We have been through the name change thing and have come out without any really drop off in business.
When we took over the store 14 months ago without any prior experience in pizza we made the decision to go for a whole new look, name etc BUT leave the product unchanged.
The store was doing about $7.5 - $8k per week, badly run, average sevice, tired decor, poorly advertised and a very bland designed and printed menu, poor uniform and staff lacking any form of discipline.
We took the step to completely change the name from Currambine Pizza & Pasta to Pizza Pizzazz (Currambine).
As we are in a fairly medium to higher income area we saw the need to lift the image of the place to the expectations of the customers. We installed a new counter and put up walls to hide the kitchen area (except for make bench/ oven area as people like to see their pizza being made), put in new funky chrome and black wicker furniture, re-painted the walls a deep red chilli colour (counter is same red & black) and put staff in new all black uniforms (totally supplied by us - shirts, pants and caps).

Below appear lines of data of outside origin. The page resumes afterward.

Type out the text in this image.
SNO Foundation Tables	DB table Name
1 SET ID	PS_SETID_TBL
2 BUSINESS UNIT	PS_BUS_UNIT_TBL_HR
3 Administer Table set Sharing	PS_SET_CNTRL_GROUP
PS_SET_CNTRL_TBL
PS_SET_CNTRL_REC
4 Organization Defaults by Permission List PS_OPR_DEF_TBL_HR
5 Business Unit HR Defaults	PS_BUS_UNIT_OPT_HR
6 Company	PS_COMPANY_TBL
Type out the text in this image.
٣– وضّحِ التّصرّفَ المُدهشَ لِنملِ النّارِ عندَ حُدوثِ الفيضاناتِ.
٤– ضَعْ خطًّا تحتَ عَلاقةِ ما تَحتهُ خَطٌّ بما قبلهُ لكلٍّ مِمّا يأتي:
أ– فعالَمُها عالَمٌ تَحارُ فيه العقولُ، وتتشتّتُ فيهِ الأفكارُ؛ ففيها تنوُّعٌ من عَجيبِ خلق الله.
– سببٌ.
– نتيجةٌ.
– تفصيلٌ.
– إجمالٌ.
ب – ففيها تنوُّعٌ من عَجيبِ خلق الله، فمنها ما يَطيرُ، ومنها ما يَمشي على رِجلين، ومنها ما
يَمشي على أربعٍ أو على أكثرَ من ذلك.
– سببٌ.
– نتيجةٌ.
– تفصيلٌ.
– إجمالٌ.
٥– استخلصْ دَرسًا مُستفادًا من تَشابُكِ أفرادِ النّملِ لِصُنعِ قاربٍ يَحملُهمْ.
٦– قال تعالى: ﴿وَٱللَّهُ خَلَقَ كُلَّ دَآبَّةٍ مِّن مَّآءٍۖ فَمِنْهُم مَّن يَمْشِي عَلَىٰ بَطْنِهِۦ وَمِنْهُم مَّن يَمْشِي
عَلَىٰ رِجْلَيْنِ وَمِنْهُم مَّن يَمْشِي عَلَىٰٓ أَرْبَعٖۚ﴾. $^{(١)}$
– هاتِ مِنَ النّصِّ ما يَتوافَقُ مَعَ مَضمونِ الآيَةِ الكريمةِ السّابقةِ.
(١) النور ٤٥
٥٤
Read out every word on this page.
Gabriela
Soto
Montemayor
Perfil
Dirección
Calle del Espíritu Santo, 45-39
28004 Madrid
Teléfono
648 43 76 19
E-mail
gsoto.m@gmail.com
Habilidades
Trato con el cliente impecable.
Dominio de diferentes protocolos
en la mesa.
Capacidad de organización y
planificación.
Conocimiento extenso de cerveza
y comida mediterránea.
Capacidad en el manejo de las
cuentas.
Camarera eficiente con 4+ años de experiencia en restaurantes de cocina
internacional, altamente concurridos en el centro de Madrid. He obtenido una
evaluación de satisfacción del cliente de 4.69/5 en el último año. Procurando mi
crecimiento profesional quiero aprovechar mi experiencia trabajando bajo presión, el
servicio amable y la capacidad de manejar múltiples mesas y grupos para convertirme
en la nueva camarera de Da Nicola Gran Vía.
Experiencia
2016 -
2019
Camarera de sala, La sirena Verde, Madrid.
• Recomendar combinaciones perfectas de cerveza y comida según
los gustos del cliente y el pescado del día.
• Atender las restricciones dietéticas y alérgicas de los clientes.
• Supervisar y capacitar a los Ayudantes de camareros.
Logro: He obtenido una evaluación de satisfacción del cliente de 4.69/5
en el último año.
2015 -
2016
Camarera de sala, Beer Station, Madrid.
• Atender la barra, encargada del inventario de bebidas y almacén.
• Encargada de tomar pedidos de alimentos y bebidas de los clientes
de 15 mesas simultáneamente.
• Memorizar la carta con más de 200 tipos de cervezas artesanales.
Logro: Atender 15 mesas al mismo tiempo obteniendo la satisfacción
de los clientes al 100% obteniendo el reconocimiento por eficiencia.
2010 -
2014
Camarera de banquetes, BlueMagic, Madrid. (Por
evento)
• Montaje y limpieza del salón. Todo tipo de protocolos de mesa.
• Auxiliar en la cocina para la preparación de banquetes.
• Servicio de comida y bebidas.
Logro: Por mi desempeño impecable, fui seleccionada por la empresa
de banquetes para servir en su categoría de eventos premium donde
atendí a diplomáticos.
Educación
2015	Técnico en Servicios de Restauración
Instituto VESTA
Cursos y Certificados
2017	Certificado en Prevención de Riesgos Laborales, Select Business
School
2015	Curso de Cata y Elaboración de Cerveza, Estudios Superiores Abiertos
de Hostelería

Our shirts have the logo on the front and “Pizzazz” in big letters right across the back so every time a staff member turns around people see our name “Pizzazz”. We put “Pizzazz” out where people saw it all the time.
Next was new signage - neon up top and new simple but modern window signage.
Unfortunately all this was done right at the middle of the biggest ever building boom every experience in Australia, in particular Western Australia where we are. The whole exercise took over 6 months to do due to labour shortage in the building trade as well as continual hold ups from our landlord (major shopping centre group across Australia).
We did all this with minimal advertising, only doing a letterbox drop with our new menus with the new logo and colour theme.
Now it is all finished we are experiencing sales around the high $8k - mid $9k and growing every month.
The cost for the name change came out at roughly $30k which included signage ($9k) uniforms ($1.5k) Painting ($1.5k) new internal walls ($4k) furniture ($3k) counter ($3k) printing of menus and fridge magnets ($2k) electrical ($3k) plus other incidentals.
It was a big cost, but badly needed if the business was to go forward.
Everything has started to pay off despite our name being left out of all the telephone directories for 2007.
Would I do it again? Definitely yes!, but not in the middle of a building boom.
It could have been better managed. It could have been better advertised and it could have been better in other aspects.
In the end of the day we made a clean break from the previous ownership (except for their great pizzas which customers tell us are even better now) and his lax attitude to customer service and general overall apathy to everything thanks to too much pot smoking.
Changing the name is only part of the whole picture. There has to be seen to have a whole change in culture and attitude, cleaniness, service and product has to be excellent every time without compromise.
If you are suffering from a bad name, especially one that people can change to a derogatory rhyming one then you need to get out of it real quick smart. People throw sh*t and some of it sticks for ever despite everything you do to change it.
My advise for all it’s worth (even less than J_r0kk’s 2 cents) is go for a name change overhaul, including uniforms, logo, decor etc. If you don’t you will always get that group that will call you Pizza Sh…ty.